Because the NCIS agents acted reasonably in the face of exigent circumstances, the evidence seized as a result of that apprehension was properly admitted by the military judge.

Exclusionary Rule

The exclusionary rule has been applied by federal, state, and military courts to violations of the Fourth Amendment right to privacy, violations of the Fifth Amendment, U.S. Const, amend. V, due process and self-incrimination clauses, and Sixth Amendment, U.S. Const, amend. VI, right to counsel. In describing the application of the exclusionary rule, the courts have, over the years, declined to apply the exclusionary rule where there is attenuation, an independent source, or inevitable discovery. Regardless of the violation, courts have applied the Brown v. Illinois, 422 U.S. 590, 95 S.Ct. 2254, 45 L.Ed.2d 416 (1975), factors. Thus, I agree with the majority in applying the Brown factors to this case.

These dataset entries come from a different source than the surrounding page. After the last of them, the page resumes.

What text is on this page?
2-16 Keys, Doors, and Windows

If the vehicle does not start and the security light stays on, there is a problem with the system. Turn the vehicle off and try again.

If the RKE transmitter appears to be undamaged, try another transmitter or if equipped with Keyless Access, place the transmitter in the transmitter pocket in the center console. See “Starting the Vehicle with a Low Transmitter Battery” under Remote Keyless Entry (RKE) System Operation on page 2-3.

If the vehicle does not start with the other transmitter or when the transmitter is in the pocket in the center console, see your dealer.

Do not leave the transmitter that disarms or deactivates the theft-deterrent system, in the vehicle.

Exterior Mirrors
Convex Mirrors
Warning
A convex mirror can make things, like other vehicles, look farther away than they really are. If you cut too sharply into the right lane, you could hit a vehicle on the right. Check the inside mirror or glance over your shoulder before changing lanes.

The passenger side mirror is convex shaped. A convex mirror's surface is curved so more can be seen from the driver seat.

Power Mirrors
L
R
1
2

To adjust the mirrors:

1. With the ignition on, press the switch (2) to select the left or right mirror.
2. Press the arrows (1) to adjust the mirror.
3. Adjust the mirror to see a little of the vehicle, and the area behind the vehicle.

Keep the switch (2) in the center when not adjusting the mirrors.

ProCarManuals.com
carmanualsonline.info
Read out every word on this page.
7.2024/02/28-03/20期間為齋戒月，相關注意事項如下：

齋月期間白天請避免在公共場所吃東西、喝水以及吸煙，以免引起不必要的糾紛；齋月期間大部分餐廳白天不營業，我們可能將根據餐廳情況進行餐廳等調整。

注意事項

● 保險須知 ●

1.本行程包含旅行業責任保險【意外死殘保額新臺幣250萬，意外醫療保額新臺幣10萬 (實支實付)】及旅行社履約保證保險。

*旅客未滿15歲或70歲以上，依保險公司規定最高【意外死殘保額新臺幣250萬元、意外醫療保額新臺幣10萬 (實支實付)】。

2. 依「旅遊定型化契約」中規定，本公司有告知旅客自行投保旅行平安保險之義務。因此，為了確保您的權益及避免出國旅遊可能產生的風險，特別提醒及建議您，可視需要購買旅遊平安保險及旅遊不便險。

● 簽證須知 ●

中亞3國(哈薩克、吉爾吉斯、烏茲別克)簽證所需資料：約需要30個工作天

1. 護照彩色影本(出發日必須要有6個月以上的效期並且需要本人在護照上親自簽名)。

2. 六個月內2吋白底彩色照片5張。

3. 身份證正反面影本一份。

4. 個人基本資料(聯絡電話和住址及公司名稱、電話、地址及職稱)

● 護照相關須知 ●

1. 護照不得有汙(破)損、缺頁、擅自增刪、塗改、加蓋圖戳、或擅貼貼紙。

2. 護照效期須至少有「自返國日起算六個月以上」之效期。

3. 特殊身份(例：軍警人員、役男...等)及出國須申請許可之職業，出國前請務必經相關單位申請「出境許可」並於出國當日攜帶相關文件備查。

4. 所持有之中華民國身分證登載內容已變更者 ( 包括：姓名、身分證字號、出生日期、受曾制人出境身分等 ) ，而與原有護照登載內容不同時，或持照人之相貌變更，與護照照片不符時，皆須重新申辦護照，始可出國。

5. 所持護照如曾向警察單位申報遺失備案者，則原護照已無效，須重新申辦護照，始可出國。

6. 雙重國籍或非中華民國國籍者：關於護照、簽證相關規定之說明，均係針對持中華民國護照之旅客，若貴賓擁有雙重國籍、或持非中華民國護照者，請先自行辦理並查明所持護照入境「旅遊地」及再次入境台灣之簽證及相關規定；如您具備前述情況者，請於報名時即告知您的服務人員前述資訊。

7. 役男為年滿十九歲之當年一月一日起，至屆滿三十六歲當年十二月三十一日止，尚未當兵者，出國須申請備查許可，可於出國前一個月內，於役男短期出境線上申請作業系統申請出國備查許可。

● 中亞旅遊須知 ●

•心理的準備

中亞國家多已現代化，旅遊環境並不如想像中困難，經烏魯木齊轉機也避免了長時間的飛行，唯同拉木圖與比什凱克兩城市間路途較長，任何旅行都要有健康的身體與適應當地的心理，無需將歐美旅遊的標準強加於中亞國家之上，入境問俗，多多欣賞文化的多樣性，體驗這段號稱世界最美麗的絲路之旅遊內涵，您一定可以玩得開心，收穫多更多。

On Issue III, I dissent for the reasons set forth in my separate opinion in United States v. Tardif, 57 MJ 219 (2002).

. Subsequent investigation, in the spring and summer of 1997, revealed that appellant’s fraudulent schemes had cut a wide swathe across the United States, Japan, and Germany. NCIS agents learned in March, 1997, that appellant’s true identity was Toro Khamsouk, and that he was suspected of having been a member of an Asian gang in the Portland, Oregon, area. Investigative leads concerning appellant’s fraudulent use of stolen credit cards were followed throughout the country, to include California, Maine, Oregon, and Missouri. Secret Service agents tracked down and interviewed the real Anthony Khamsouk. In all, more than 20 law enforcement agents were involved in the investigation and the collection of far-flung evidence.

. I will use the term "warrantless entry,” for purposes of this section of my opinion, because SA Coyle did not have a search warrant for HM2 Guest’s home. As set forth above, under the facts of this case, I do not believe that he needed both an arrest and a search warrant to make a reasonable entry into HM2 Guest’s home.

. In United States v. Ayala, 26 MJ 190, 193 (CMA 1988), this Court held, inter alia, that the appellant’s "actions in putting in for retirement and clearing his quarters were strong indications of an intention on his part to flee.” This was one of two factors considered in determining that exigent circumstances existed to justify appellant’s immediate apprehension without authorization of his commander. Likewise, because appellant was a deserter, and had deliberately absconded from the Navy, SA Coyle could reasonably have believed that appellant might flee the area before he could obtain a search warrant.